Il presidente dell'UCI Brian Cookson e il presidente della WADA John Fahey annunciano una commissione d'inchiesta sul texano.

In un periodo senza gare, in cui le squadre stanno solo cominciando a discutere della programmazione per la prossima stagione, il ciclismo si ferma a riflettere su un argomento scottante come la lotta al doping alla fine di un anno che è stato caratterizzato dalla confessione in mondovisione di Lance Armstrong.

Il texano, privato dei suoi sette titoli al Tour del France, è il massimo rappresentante di una generazione di ciclisti che ha profondamente danneggiato questo sport e chi lo pratica. Ecco allora che Chris Froome, intervistato da Sky Sport News in Inghilterra, ha lanciato una sorta di appello ad Armstrong, invitandolo a parlare e a dire tutto quello che sa, a raccontare tutto quello che è davvero successo e dunque anche chi lo ha aiutato a nascondere la sua frode per così tanto tempo, in modo che si possa finalmente mettere il punto a questa storia e andare avanti e lasciare che i nuovi campioni si godano le proprie vittorie senza essere additati come "quelli che si dopano".

Chris Froome ha detto:

"Non penso che sia un bene per la situazione attuale del ciclismo indugiare ancora su quanto è successo in passato. Ci sono ancora molte cose da spiegare e credo che si possa ottenere qualcosa di buono da quello che Amstrong ha ancora da dire e penso che finalmente, quando avrà detto tutto, si potrà finalmente mettere fine definitivamente a questa storia"

Froomey, grande protagonista della stagione 2013, è stato il più colpito dalle polemiche e dai sospetti, tanto da ritrovarsi a rispondere a domande sul doping anche il giorno dopo la sua impresa straordinaria sul Mont Ventoux, un tassello importante della sua vittoria al Tour de France. Oltre alle centinaia di controlli sempre negativi, Froome ha sempre detto che possono conservare le sue provette per anni e non troveranno mai niente, perché i suoi successi sono solo il frutto di enormi sacrifici.
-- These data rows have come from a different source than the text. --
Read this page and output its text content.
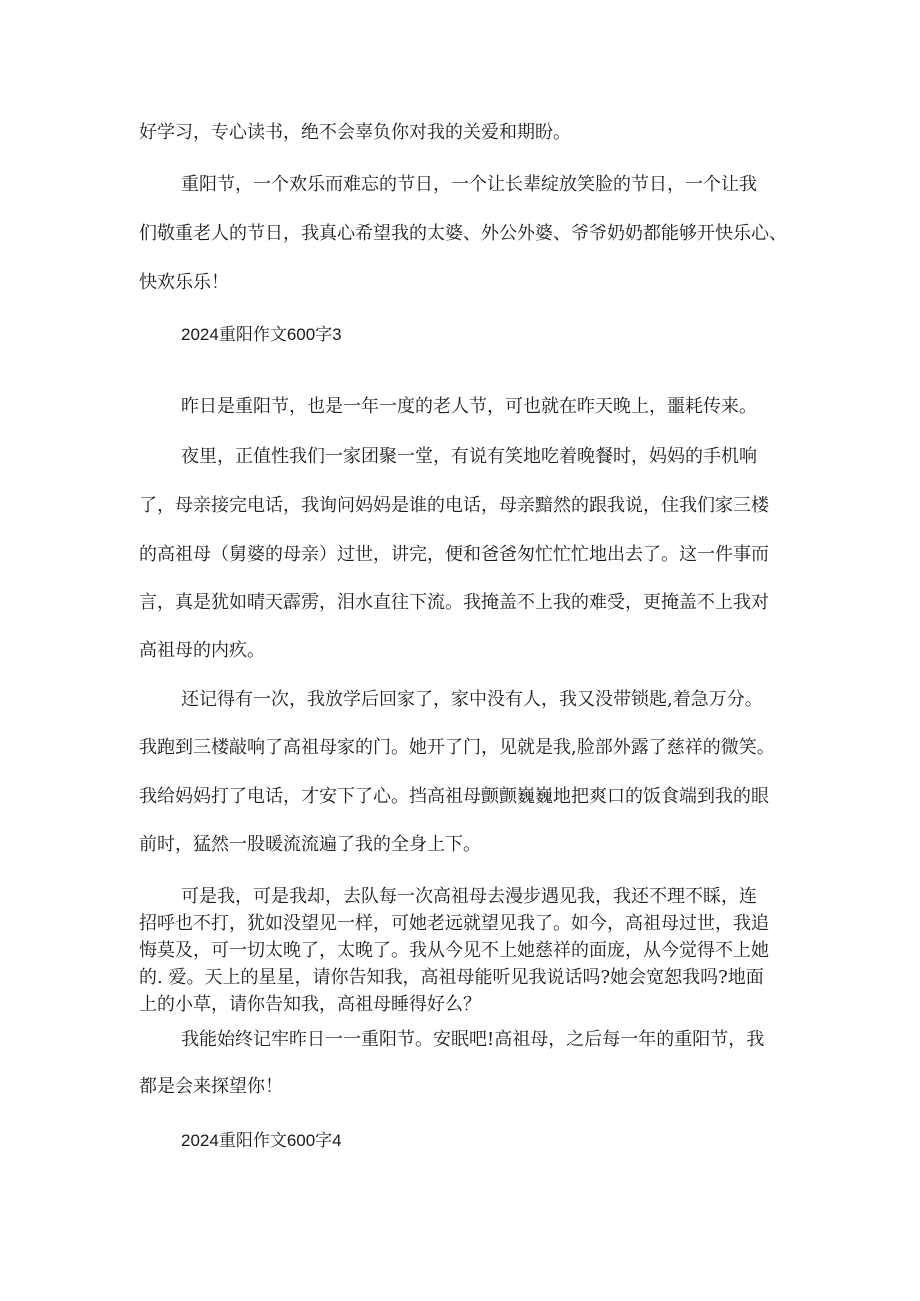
好学习，专心读书，绝不会辜负你对我的关爱和期盼。
重阳节，一个欢乐而难忘的节日，一个让长辈绽放笑脸的节日，一个让我
们敬重老人的节日，我真心希望我的太婆、外公外婆、爷爷奶奶都能够开快乐心、
快欢乐乐！
2024重阳作文600字3
昨日是重阳节，也是一年一度的老人节，可也就在昨天晚上，噩耗传来。
夜里，正值性我们一家团聚一堂，有说有笑地吃着晚餐时，妈妈的手机响
了，母亲接完电话，我询问妈妈是谁的电话，母亲黯然的跟我说，住我们家三楼
的高祖母（舅婆的母亲）过世，讲完，便和爸爸匆忙忙忙地出去了。这一件事而
言，真是犹如晴天霹雳，泪水直往下流。我掩盖不上我的难受，更掩盖不上我对
高祖母的内疚。
还记得有一次，我放学后回家了，家中没有人，我又没带锁匙,着急万分。
我跑到三楼敲响了高祖母家的门。她开了门，见就是我,脸部外露了慈祥的微笑。
我给妈妈打了电话，才安下了心。挡高祖母颤颤巍巍地把爽口的饭食端到我的眼
前时，猛然一股暖流流遍了我的全身上下。
可是我，可是我却，去队每一次高祖母去漫步遇见我，我还不理不睬，连
招呼也不打，犹如没望见一样，可她老远就望见我了。如今，高祖母过世，我追
悔莫及，可一切太晚了，太晚了。我从今见不上她慈祥的面庞，从今觉得不上她
的. 爱。天上的星星，请你告知我，高祖母能听见我说话吗?她会宽恕我吗?地面
上的小草，请你告知我，高祖母睡得好么？
我能始终记牢昨日一一重阳节。安眠吧!高祖母，之后每一年的重阳节，我
都是会来探望你！
2024重阳作文600字4
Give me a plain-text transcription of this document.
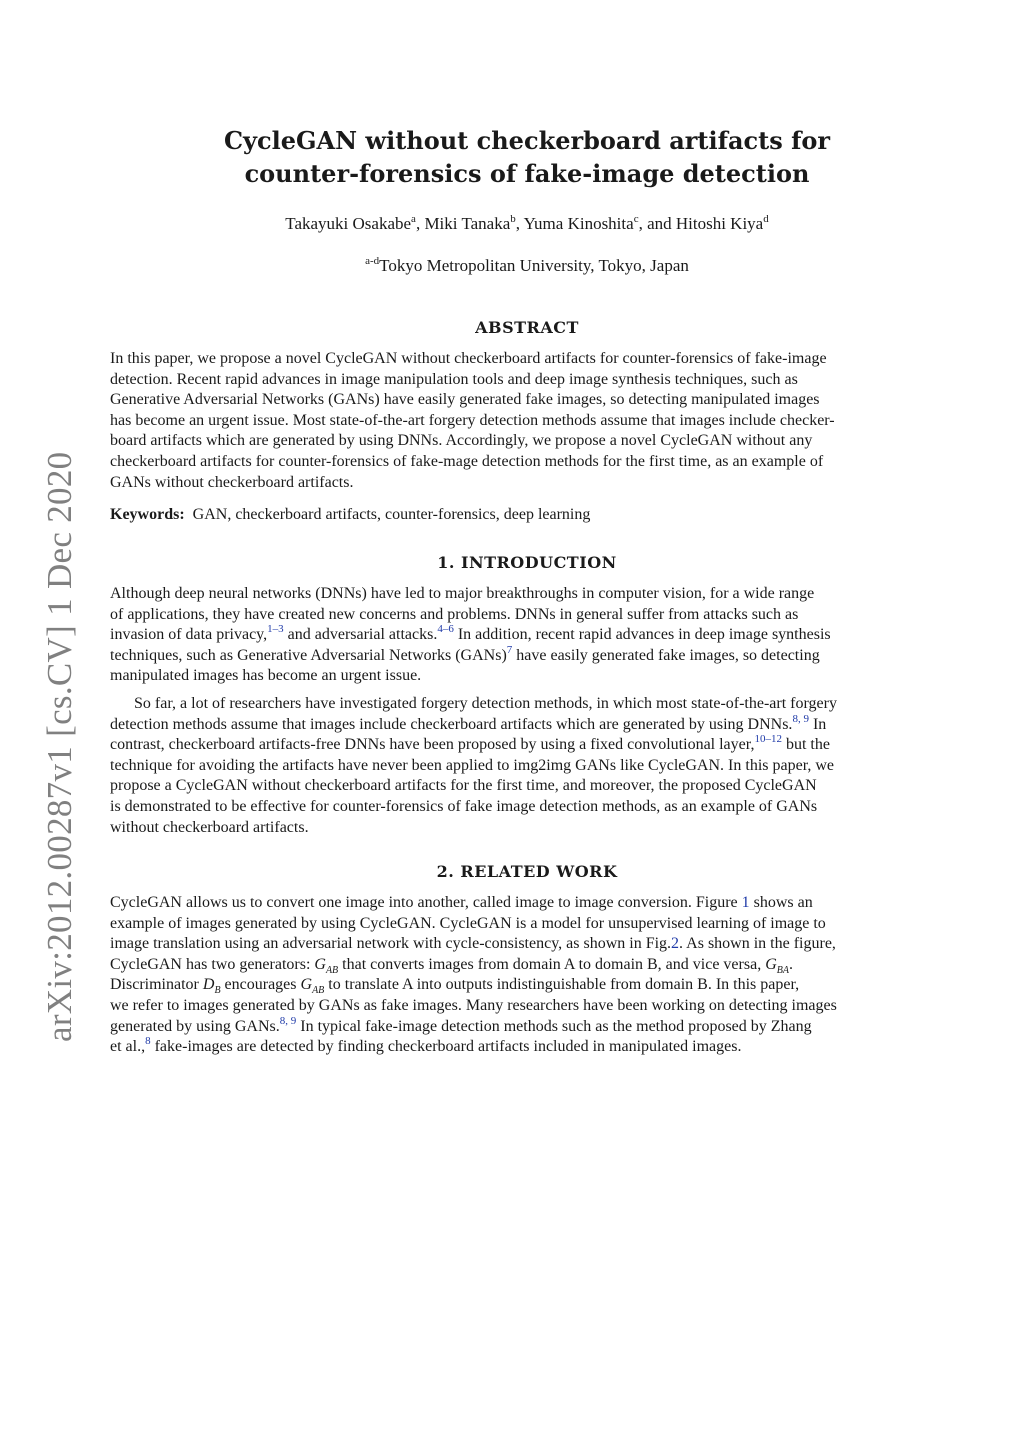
arXiv:2012.00287v1 [cs.CV] 1 Dec 2020
CycleGAN without checkerboard artifacts for
counter-forensics of fake-image detection
Takayuki Osakabe$^a$, Miki Tanaka$^b$, Yuma Kinoshita$^c$, and Hitoshi Kiya$^d$
$^{a-d}$Tokyo Metropolitan University, Tokyo, Japan
ABSTRACT

In this paper, we propose a novel CycleGAN without checkerboard artifacts for counter-forensics of fake-image
detection. Recent rapid advances in image manipulation tools and deep image synthesis techniques, such as
Generative Adversarial Networks (GANs) have easily generated fake images, so detecting manipulated images
has become an urgent issue. Most state-of-the-art forgery detection methods assume that images include checker-
board artifacts which are generated by using DNNs. Accordingly, we propose a novel CycleGAN without any
checkerboard artifacts for counter-forensics of fake-mage detection methods for the first time, as an example of
GANs without checkerboard artifacts.

Keywords: GAN, checkerboard artifacts, counter-forensics, deep learning

1. INTRODUCTION

Although deep neural networks (DNNs) have led to major breakthroughs in computer vision, for a wide range
of applications, they have created new concerns and problems. DNNs in general suffer from attacks such as
invasion of data privacy,$^{1-3}$ and adversarial attacks.$^{4-6}$ In addition, recent rapid advances in deep image synthesis
techniques, such as Generative Adversarial Networks (GANs)$^7$ have easily generated fake images, so detecting
manipulated images has become an urgent issue.

So far, a lot of researchers have investigated forgery detection methods, in which most state-of-the-art forgery
detection methods assume that images include checkerboard artifacts which are generated by using DNNs.$^{8, 9}$ In
contrast, checkerboard artifacts-free DNNs have been proposed by using a fixed convolutional layer,$^{10-12}$ but the
technique for avoiding the artifacts have never been applied to img2img GANs like CycleGAN. In this paper, we
propose a CycleGAN without checkerboard artifacts for the first time, and moreover, the proposed CycleGAN
is demonstrated to be effective for counter-forensics of fake image detection methods, as an example of GANs
without checkerboard artifacts.

2. RELATED WORK

CycleGAN allows us to convert one image into another, called image to image conversion. Figure 1 shows an
example of images generated by using CycleGAN. CycleGAN is a model for unsupervised learning of image to
image translation using an adversarial network with cycle-consistency, as shown in Fig.2. As shown in the figure,
CycleGAN has two generators: $G_{AB}$ that converts images from domain A to domain B, and vice versa, $G_{BA}$.
Discriminator $D_B$ encourages $G_{AB}$ to translate A into outputs indistinguishable from domain B. In this paper,
we refer to images generated by GANs as fake images. Many researchers have been working on detecting images
generated by using GANs.$^{8, 9}$ In typical fake-image detection methods such as the method proposed by Zhang
et al.,$^8$ fake-images are detected by finding checkerboard artifacts included in manipulated images.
Intanto il presidente dell'UCI Brian Cookson e il numero uno della WADA, l'Agenzia mondiale antidoping, John Fahey, si sono incontrati ieri a Johannesburg, alla Conferenza mondiale sul doping nello Sport, e hanno annunciato che all'inizio del prossimo anno sarà istituita una commissione d'inchiesta indipendente su Lance Armstrong e lo stesso ex ciclista è stato invitato a partecipare.
In particolare il nuovo presidente dell'UCI vuole fare luce su quanto avvenuto tra il 2001 e il 2002 quando Armstrong disse ai suoi compagni di squadra di aver fallito un test antidoping (nel 2001) ma di essere stato aiutato dall'UCI a insabbiare tutto e magicamente l'anno dopo l'Unione Ciclistica Internazionale ricevette una donazione di 125mila dollari dal texano, da spendere per acquistare attrezzature antidoping.